Für Ex-Nato-General Hans-Lothar Domröse sei dies aus russischer Perspektive ein „längst überfälliger“ Schritt, wie er dem RedaktionsNetzwerk Deutschland (RND) sagte. Denn für das ukrainische Militär habe der lange Konvoi ein einfaches Ziel dargestellt. In Fachkreisen hätten sich die russischen Truppen laut Domröse als „völlig inkompetent“ erwiesen.
Der Konvoi kam in den vergangenen Tagen kaum voran. Die ukrainischen Truppen beschossen die Fahrzeuge mit Panzerabwehrraketen, und es gab massive Versorgungsengpässe. „Schon jetzt sehen wir, dass Russland die logistische Versorgung der Truppen mit Sprit, Essen und Medizin nicht hinbekommt“, sagte der ehemalige Nato-General.
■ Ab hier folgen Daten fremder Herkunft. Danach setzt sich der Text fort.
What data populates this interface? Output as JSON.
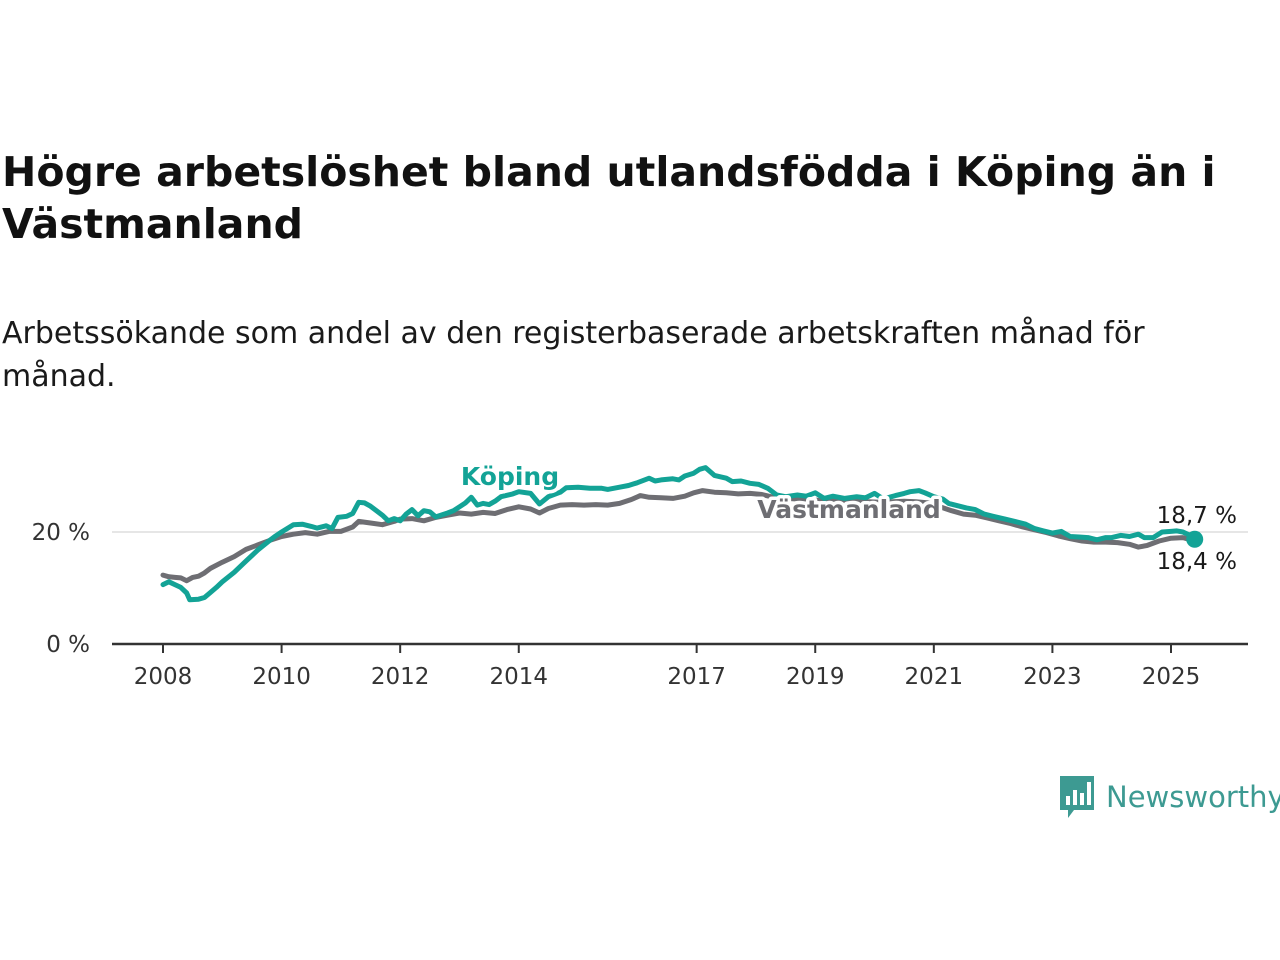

Die russischen Truppen konnten bisher kaum Gebiete unter ihre Kontrolle bringen, so der Bericht des ukrainischen Generalstabs. Auch Domröse stellt fest, dass die Fortschritte Russlands sehr gering seien. „Zwei Wochen nach Beginn der Angriffe ist klar, dass Putin diesen Krieg nicht gewinnen kann“, so seine Bilanz.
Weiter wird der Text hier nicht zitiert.